Both Julia Reinitz and Jack Hamm are fourth years at the University of Chicago and are extremely active in the work that Doc stands for: film preservation. The work that they put in ensures the continuation of a cultural castle—presenting Chicago with an eclectic balance of old and new. And it’s all run by volunteers. To put the numbers into perspective, Hamm said, “We have 14 shifts a week with seven people on each shift, so we have 100 people basically regularly working for us.” They show films every night of the academic year, and four nights a week each summer. For Hamm, Doc is “the opportunity to see a lot of movies that I wouldn’t have otherwise heard of, or see movies on the big screen that need to be seen on a big screen. We try to expose people to a lot of interesting stuff.” That ranges from classic black-and-white avant-gardes to experimental film and film noir.

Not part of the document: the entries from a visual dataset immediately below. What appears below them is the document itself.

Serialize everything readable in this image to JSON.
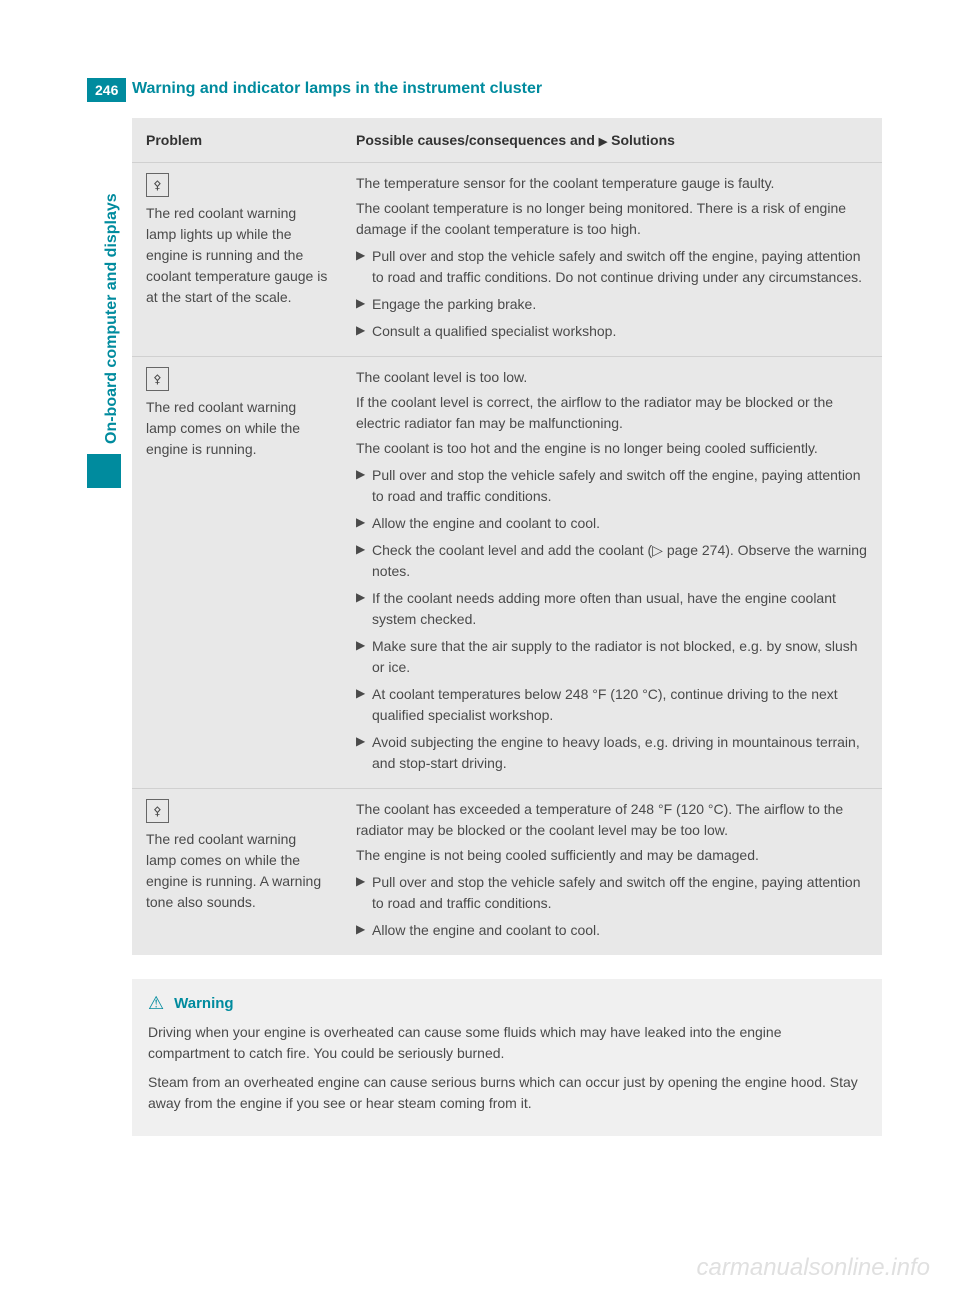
{
  "page_number": "246",
  "header_title": "Warning and indicator lamps in the instrument cluster",
  "side_tab": "On-board computer and displays",
  "watermark": "carmanualsonline.info",
  "table": {
    "header_problem": "Problem",
    "header_solutions_prefix": "Possible causes/consequences and ",
    "header_solutions_suffix": " Solutions",
    "solutions_marker": "▶",
    "rows": [
      {
        "icon_label": "coolant-icon",
        "icon_glyph": "⚴",
        "problem": "The red coolant warning lamp lights up while the engine is running and the coolant temperature gauge is at the start of the scale.",
        "paragraphs": [
          "The temperature sensor for the coolant temperature gauge is faulty.",
          "The coolant temperature is no longer being monitored. There is a risk of engine damage if the coolant temperature is too high."
        ],
        "bullets": [
          "Pull over and stop the vehicle safely and switch off the engine, paying attention to road and traffic conditions. Do not continue driving under any circumstances.",
          "Engage the parking brake.",
          "Consult a qualified specialist workshop."
        ]
      },
      {
        "icon_label": "coolant-icon",
        "icon_glyph": "⚴",
        "problem": "The red coolant warning lamp comes on while the engine is running.",
        "paragraphs": [
          "The coolant level is too low.",
          "If the coolant level is correct, the airflow to the radiator may be blocked or the electric radiator fan may be malfunctioning.",
          "The coolant is too hot and the engine is no longer being cooled sufficiently."
        ],
        "bullets": [
          "Pull over and stop the vehicle safely and switch off the engine, paying attention to road and traffic conditions.",
          "Allow the engine and coolant to cool.",
          "Check the coolant level and add the coolant (▷ page 274). Observe the warning notes.",
          "If the coolant needs adding more often than usual, have the engine coolant system checked.",
          "Make sure that the air supply to the radiator is not blocked, e.g. by snow, slush or ice.",
          "At coolant temperatures below 248 °F (120 °C), continue driving to the next qualified specialist workshop.",
          "Avoid subjecting the engine to heavy loads, e.g. driving in mountainous terrain, and stop-start driving."
        ]
      },
      {
        "icon_label": "coolant-icon",
        "icon_glyph": "⚴",
        "problem": "The red coolant warning lamp comes on while the engine is running. A warning tone also sounds.",
        "paragraphs": [
          "The coolant has exceeded a temperature of 248 °F (120 °C). The airflow to the radiator may be blocked or the coolant level may be too low.",
          "The engine is not being cooled sufficiently and may be damaged."
        ],
        "bullets": [
          "Pull over and stop the vehicle safely and switch off the engine, paying attention to road and traffic conditions.",
          "Allow the engine and coolant to cool."
        ]
      }
    ]
  },
  "warning": {
    "title": "Warning",
    "triangle": "⚠",
    "paragraphs": [
      "Driving when your engine is overheated can cause some fluids which may have leaked into the engine compartment to catch fire. You could be seriously burned.",
      "Steam from an overheated engine can cause serious burns which can occur just by opening the engine hood. Stay away from the engine if you see or hear steam coming from it."
    ]
  },
  "colors": {
    "primary": "#008b9e",
    "table_bg": "#e8e8e8",
    "warning_bg": "#f0f0f0",
    "text": "#4a4a4a"
  }
}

But dating back to the ’30s, Doc’s original purpose was to strictly show documentaries. Back then, digital was no option, and so everything was shown on the reels—one of Doc’s biggest motives today is to show the films on 35 mm. There are slightly different setups for the two branches of film, being either 16 mm or 35 mm. In the case of 35 mm films, two projectors are required, in contrast to 16 mm film which only has one projector. The projectionist’s main job, on a 35 mm projector, at least, is to change the reels every 20 minutes—swiftly enough that the audience will never notice anything changed. Which is exactly what digital projectors have reversed: it’s all automated. And today, 90 percent of screens in theaters have converted from film to digital, according to the London-based IHS Cinema Intelligence.
“I would love to get a paying, part-time summer job projecting somewhere but I don’t really think that those jobs exist anymore,” Reintz says. “I was projecting for CIMM Fest; two weekends ago and all the movies that they were screening were either DCP or Blu-ray… I think that that’s become pretty ubiquitous; there aren’t really a lot of places that need people to project anymore. One thing that I think is really amazing about Doc is that Doc trains their projectionists. I would never have been able to learn how to project if it hadn’t been for Doc. No one trains people to do that anymore.”